His grandmother would sometimes tell him, “I think you should be a priest like your uncle,” who serves in the Dubuque, Iowa, archdiocese. But he’d reply, “No, I just don’t think that’s in the cards. I have my life planned out,” including studying computer science at the University of Wisconsin in

Madison. “But God also has plans, I guess, and his were different than what I had come up with on my own,” he said.

Father Glaser attended an autumn retreat sponsored by the campus Catholic Newman Center, where he “fell in love with the Lord and realized, perhaps for the first time, Jesus Christ is a real person … and he wants to have a relationship with us.” He began attending daily Mass as often as he could, reconciliation more often and became more involved with the youth center. And he later started a parttime job as website manager for the Catholic student organization.

Yet the following summer, he had an internship at an aerospace company in Burnsville and he thought, “my life is set.” But returning to start his sophomore year at college, he clearly recalled the priest’s homily Sept. 21, the feast of St. Matthew, and that the saint’s story “tells us that God does not call us because of who we are, but because he knows who we can become.” “That was a dagger to the heart, and any doubts I had, there’s always someone holier (who) can be a priest, someone more gifted can be a priest, that just pierced me straight to the heart,” Father Glaser said. “No, the Lord knows what kind of priest you can be. And I began a very quick process of discernment,” calling an uncle, who had heard that same conversation more than once, and talking with priests on campus.

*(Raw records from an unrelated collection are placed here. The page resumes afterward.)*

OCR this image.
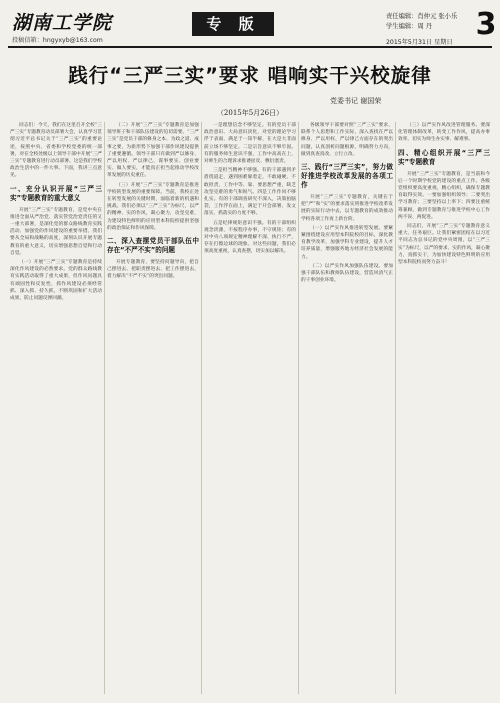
湖南工学院
投稿信箱：hngyxyb@163.com
专 版	责任编辑：肖仲元 张小乐
学生编辑：周 丹
2015年5月31日 星期日
3
践行“三严三实”要求 唱响实干兴校旋律
党委书记 谢国荣
（2015年5月26日）
同志们：今天，我们在这里召开全校“三严三实”专题教育动员部署大会，认真学习贯彻习近平总书记关于“三严三实”的重要论述，按照中央、省委和学校党委的统一部署，对在全校处级以上领导干部中开展“三严三实”专题教育进行动员部署。这是我们学校政治生活中的一件大事。下面，我讲三点意见。
一、充分认识开展“三严三实”专题教育的重大意义
开展“三严三实”专题教育，是党中央在推进全面从严治党、落实管党治党责任的又一重大部署，是深化党的群众路线教育实践活动、加强党的作风建设的重要举措。我们要从全局和战略的高度，深刻认识开展专题教育的重大意义，切实增强思想自觉和行动自觉。
（一）开展“三严三实”专题教育是持续深化作风建设的必然要求。党的群众路线教育实践活动取得了重大成果，但作风问题具有顽固性和反复性，抓作风建设必须经常抓、深入抓、持久抓，不断巩固和扩大活动成果，防止问题反弹回潮。
（二）开展“三严三实”专题教育是加强领导班子和干部队伍建设的迫切需要。“三严三实”是党员干部的修身之本、为政之道、成事之要，为新形势下加强干部作风建设提供了重要遵循。领导干部只有做到严以修身、严以用权、严以律己，谋事要实、创业要实、做人要实，才能真正担当起推动学校改革发展的历史重任。
（三）开展“三严三实”专题教育是推进学校转型发展的重要保障。当前，我校正处在转型发展的关键时期，面临着新的机遇和挑战。我们必须以“三严三实”为标尺，以严的精神、实的作风，凝心聚力，攻坚克难，为建设特色鲜明的应用型本科院校提供坚强的政治保证和作风保障。
二、深入查摆党员干部队伍中存在“不严不实”的问题
开展专题教育，要坚持问题导向，把自己摆进去、把职责摆进去、把工作摆进去，着力解决“不严不实”的突出问题。
一是理想信念不够坚定。有的党员干部政治意识、大局意识淡化，对党的理论学习浮于表面，满足于一知半解，在大是大非面前立场不够坚定。二是宗旨意识不够牢固。有的服务师生意识不强，工作中高高在上，对师生的合理诉求推诿扯皮、敷衍塞责。
三是担当精神不够强。有的干部遇到矛盾绕道走，遇到困难躲着走，不敢碰硬、不敢担责，工作中等、靠、要思想严重，缺乏攻坚克难的勇气和锐气。四是工作作风不够扎实。有的干部调查研究不深入，决策拍脑袋，工作浮在面上，满足于开会部署、发文落实，抓落实的力度不够。
五是纪律规矩意识不强。有的干部组织观念淡薄，不按程序办事，不守规矩；有的对中央八项规定精神理解不深、执行不严，存在打擦边球的现象。对这些问题，我们必须高度重视，认真查摆，切实加以解决。
各级领导干部要对照“三严三实”要求，联系个人思想和工作实际，深入查找在严以修身、严以用权、严以律己方面存在的突出问题，认真剖析问题根源，明确努力方向，做到真查真改、立行立改。
三、践行“三严三实”，努力做好推进学校改革发展的各项工作
开展“三严三实”专题教育，关键在于把“严”和“实”的要求落实到推进学校改革发展的实际行动中去，以专题教育的成效推动学校各项工作再上新台阶。
（一）以严实作风推进转型发展。要紧紧围绕建设应用型本科院校的目标，深化教育教学改革，加强学科专业建设，提升人才培养质量，增强服务地方经济社会发展的能力。
（二）以严实作风加强队伍建设。要加强干部队伍和教师队伍建设，营造风清气正的干事创业环境。
（三）以严实作风改进管理服务。要深化管理体制改革，转变工作作风，提高办事效率，切实为师生办实事、解难事。
四、精心组织开展“三严三实”专题教育
开展“三严三实”专题教育，是当前和今后一个时期学校党的建设的重点工作。各级党组织要高度重视，精心组织，确保专题教育取得实效。一要加强组织领导；二要突出学习教育；三要坚持以上率下；四要注重统筹兼顾，做到专题教育与推进学校中心工作两不误、两促进。
同志们，开展“三严三实”专题教育意义重大、任务艰巨。让我们紧密团结在以习近平同志为总书记的党中央周围，以“三严三实”为标尺，以严的要求、实的作风，凝心聚力，真抓实干，为加快建设特色鲜明的应用型本科院校而努力奋斗！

Slowly, Father Glaser realized “I think the Lord is calling me to go to seminary and see if this is really what he wants for me.” He talked with Father David Blume, director of the Office of Vocations for the Archdiocese of St. Paul and Minneapolis. He entered St. John Vianney College Seminary in St. Paul the following January.

Reflecting on his time studying in Rome, Father Glaser said he was able to meet Pope Francis twice and participate in Pope Benedict XVI’s funeral, sitting in the second row and assisting with Communion as a deacon. That meant a lot to him “since he was elected pope about two weeks before my first Communion in 2005.”

“Being able to experience these things, the Lord has just been so good to me and generous … through no merit of my own,” Father Glaser said. “My desire is to help people come to realize that themselves, too. The Lord is really generous and loving, and we just need to be listening.”